С коротким книксеном приняв мешочек, Марианна с молчаливого позволения матушки потянула тесёмки – и на ладонь ей легло роскошное жемчужное ожерелье в три нити с невероятной по красоте подвеской в виде лебедя. Тело птицы – огромная посеребрённая жемчужина; крылья, голова и гнездо – эмаль на золоте, бриллианты и рубины. Даже сейчас, после умаления жемчужной лихорадки, это ожерелье стоило очень, очень дорого, а во времена её бабки оно считалось, верно, баснословным богатством.
– Благодарю вас, матушка.
Штатгальтерин внезапно посмотрела на неё практически с отвращением и хлёстко спросила:
– “Благодарю”, “слушаюсь” – это и всё, на что вы способны? О, вы точно будете счастливы в браке!
И зашлась странным, словно каркающим смехом. От этих звуков по коже Марианны пробежали нехорошие мурашки.
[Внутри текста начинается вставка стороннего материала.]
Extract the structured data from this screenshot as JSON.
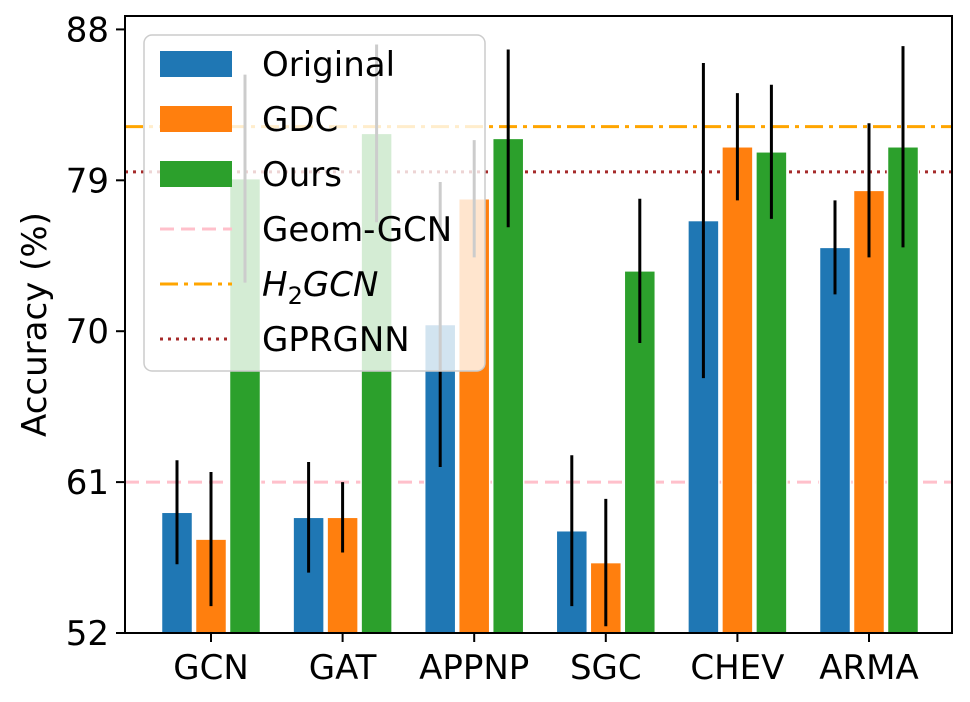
{
  "chart_data": {
    "type": "bar",
    "title": "",
    "xlabel": "",
    "ylabel": "Accuracy (%)",
    "ylim": [
      52,
      88.8
    ],
    "yticks": [
      52,
      61,
      70,
      79,
      88
    ],
    "categories": [
      "GCN",
      "GAT",
      "APPNP",
      "SGC",
      "CHEV",
      "ARMA"
    ],
    "series": [
      {
        "name": "Original",
        "color": "#1f77b4",
        "values": [
          59.2,
          58.9,
          70.4,
          58.1,
          76.6,
          75.0
        ],
        "errors": [
          3.1,
          3.3,
          8.5,
          4.5,
          9.4,
          2.8
        ]
      },
      {
        "name": "GDC",
        "color": "#ff7f0e",
        "values": [
          57.6,
          58.9,
          77.9,
          56.2,
          81.0,
          78.4
        ],
        "errors": [
          4.0,
          2.1,
          3.5,
          3.8,
          3.2,
          4.0
        ]
      },
      {
        "name": "Ours",
        "color": "#2ca02c",
        "values": [
          79.1,
          81.8,
          81.5,
          73.6,
          80.7,
          81.0
        ],
        "errors": [
          6.2,
          5.3,
          5.3,
          4.3,
          4.0,
          6.0
        ]
      }
    ],
    "reference_lines": [
      {
        "name": "Geom-GCN",
        "value": 61.0,
        "color": "#ffc0cb",
        "style": "dashed"
      },
      {
        "name": "H2GCN",
        "name_main": "H",
        "name_sub": "2",
        "name_rest": "GCN",
        "value": 82.2,
        "color": "#ffa500",
        "style": "dashdot"
      },
      {
        "name": "GPRGNN",
        "value": 79.5,
        "color": "#a52a2a",
        "style": "dotted"
      }
    ],
    "grid": false,
    "legend_position": "top-left"
  }
}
– Нет, матушка, – по совпадению она ответила, как чувствовала, на оба вопроса. – Какова цель моего замужества? Ради чего столь поспешный отъезд?
– Земли, – устало и как-то обречённо обронила штатгальтерин, – власть и земли – всё, что нужно мужчинам. “Пусть другие воюют, ты же, счастливая Австрия, заключай браки,” – слышали такое? Что ж, ваш муж будет воевать, но этот брак принесёт новые земли императору.
– Но как так? – не поняла Марианна. – Почему – императору? Разве это не оборонительный союз против османов?
Штатгальтерин посмотрела на неё как на неразумнейшую из служанок, сжала белёсые губы, затем утомлённо махнула рукой.
– Оставьте меня одну. Ступайте собираться.
И отвернулась к зеркалу, показывая, что разговор окончен. А Маринна, прижимая драгоценный бархатный мешочек к груди, побежала обратно к себе.
Разговор с матушкой привёл её в панику. Но соображала Марианна на удивление чётко, словно олениха, рассчитывающая путь к спасению из силков охотников. Не вызывая Берту – она добра, но склонна к болтовне, –переодеться в амазонку. Прокрасться в конюшни, оседлать Грома. Седло тяжёлое, но она уже не раз и не два это делала, справится. Удила... вставит, Гром позволит. Аккуратно выехать за ворота, хорошо бы обернуть копыта – чем? – потом их не догонят. Обитель клариссинок [1]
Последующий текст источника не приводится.